Again we are using the variables out the Octopus project for this script to configure the staging slot. Make sure you check the settings in Azure Portal, there you can configure App Settings as an ‘slot setting’ that will prefend to be updates during slot swap. You can add this to your first step “Run an Azure PowerShell Script” template.

Deploy code to staging slot

With the integrated Octopus Deploy templates this will be the easiest step. Use the Octopus variable ‘#{webappName}(Staging)’ as Web App name and ‘#{resourceGroupName}’ as Resource Group name. With ‘(staging)’ behind the web app name you make sure your NuGet package is deployed in the staging slot!

Use the default Octopus template ‘Deploy an Azure Web App’  to configure this step.

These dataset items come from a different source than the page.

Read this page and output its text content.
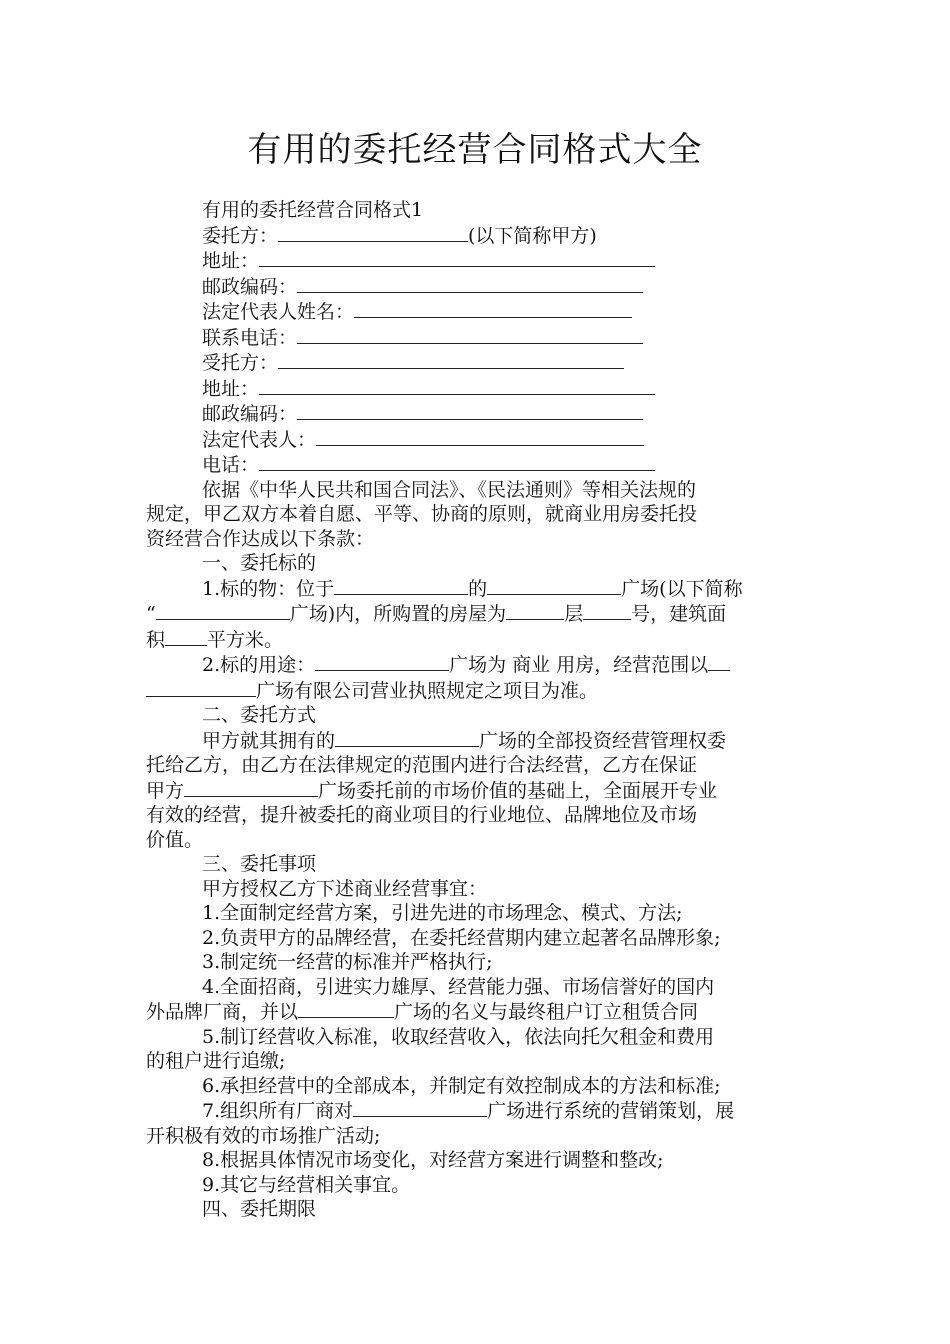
有用的委托经营合同格式大全
有用的委托经营合同格式1
委托方：	(以下简称甲方)
地址：
邮政编码：
法定代表人姓名：
联系电话：
受托方：
地址：
邮政编码：
法定代表人：
电话：
依据《中华人民共和国合同法》、《民法通则》等相关法规的
规定，甲乙双方本着自愿、平等、协商的原则，就商业用房委托投
资经营合作达成以下条款：
一、委托标的
1.标的物：位于	的	广场(以下简称
“	广场)内，所购置的房屋为	层	号，建筑面
积 平方米。
2.标的用途：	广场为 商业 用房，经营范围以
广场有限公司营业执照规定之项目为准。
二、委托方式
甲方就其拥有的	广场的全部投资经营管理权委
托给乙方，由乙方在法律规定的范围内进行合法经营，乙方在保证
甲方	广场委托前的市场价值的基础上，全面展开专业
有效的经营，提升被委托的商业项目的行业地位、品牌地位及市场
价值。
三、委托事项
甲方授权乙方下述商业经营事宜：
1.全面制定经营方案，引进先进的市场理念、模式、方法;
2.负责甲方的品牌经营，在委托经营期内建立起著名品牌形象;
3.制定统一经营的标准并严格执行;
4.全面招商，引进实力雄厚、经营能力强、市场信誉好的国内
外品牌厂商，并以	广场的名义与最终租户订立租赁合同
5.制订经营收入标准，收取经营收入，依法向托欠租金和费用
的租户进行追缴;
6.承担经营中的全部成本，并制定有效控制成本的方法和标准;
7.组织所有厂商对	广场进行系统的营销策划，展
开积极有效的市场推广活动;
8.根据具体情况市场变化，对经营方案进行调整和整改;
9.其它与经营相关事宜。
四、委托期限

Warm-up code in staging slot

This is an mandatory step that you can add in Octopus Deploy to make sure your application is working. Just as an example you can use the tempale ‘Run a script’ and add this customized Powershell script;

Try {
Invoke-WebRequest -UseBasicParsing -Uri
Catch {
Write-Error 'Error occured'

Swap production with staging slot

The last step is to execute the swap slots, here your changes are going live to production. Add this in the step template “Run an Azure PowerShell Script” with (again) the Azure RM credentials;

#Swap the staging slot into production
$ParametersObject = @{targetSlot  = "Production"}
Invoke-AzureRmResourceAction -ResourceGroupName #{resourceGroupName} -ResourceType Microsoft.Web/sites/slots -ResourceName #{webappName}/Staging -Action slotsswap -Parameters $ParametersObject -ApiVersion 2015-07-01 -Force
Stop-AzureRmWebAppSlot -ResourceGroupName #{resourceGroupName} -Name #{webappName} -Slot Staging

Again we are using the variables out the Octopus deploy project. This Powershell script will swap slots and also stop the Staging slot, stopping is needed to make sure the Staging slot is not consuming resources from the web app. In Azure the slots from an Web App are using the same resources as the production one.